Which nameservers am I using?

David Bandel david.bandel
Sun May 29 18:29:07 PDT 2005


On 5/29/05, Michael Hipp <Michael at hipp.com> wrote:
> David Bandel wrote:
> > On 5/29/05, Michael Hipp <Michael at hipp.com> wrote:
> >
> >>Net Llama! wrote:
> >>
> >>>207.191.50.10 is borked.  If i try to use it, i'm not gettting anything
> >>>back either.  Where did you get that one from?
> >>
> >>It's the one for the network this server will be attached to when it is
> >>delivered to the client. I presume it's only accessible internally.
> >>
> >>But that's not the point. Why does it just stop after the first one? Why not
> >>try all three listed servers?
> >>
> >
> >
> > Because the server didn't fail, _did_ reply (just not a usable reply).
> >  It didn't give a recursive lookup.  The IP you came from is probably
> > part of a view that has "recursive no;" as an option.
> 
> Ok. What I'm understanding is that remote machine that didn't want to answer
> me in effect said "I'm not going to answer and you're not allowed to ask
> anyone else either." Why does the algorithm allow such a thing? Why wouldn't
> my nslookup/dig just keep going down the list until it got a usable answer
> rather than slavishly obeying such an order?

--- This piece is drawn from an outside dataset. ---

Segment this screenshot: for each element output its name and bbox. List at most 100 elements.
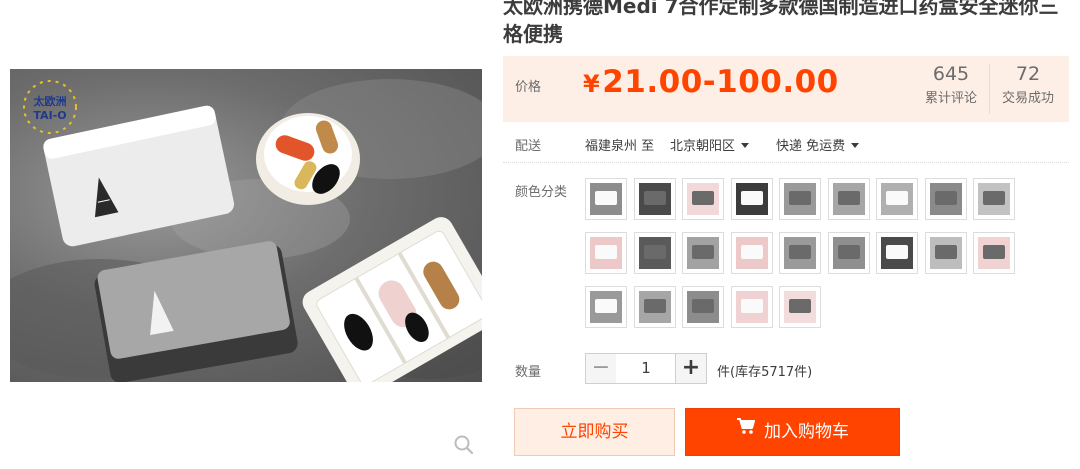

The resolver libraries are written in such a way that you either get
an answer (in which case they stop trying) or you don't (in which case
they continue on to the next nameserver).  The libraries can't (and
shouldn't) be written to second-guess an answer they receive (but
you're welcome to take a crack at rewriting them to do so -- I just
won't use them).

Your question should probably be:  Why did the nameserver respond at
all if it wasn't going to do the job?  Well, perhaps because if you're
not on their network, they don't want you trying to use their server. 
It is theirs after all.  Their server, their rules.

Ciao,

David A. Bandel
-- 
Focus on the dream, not the competition.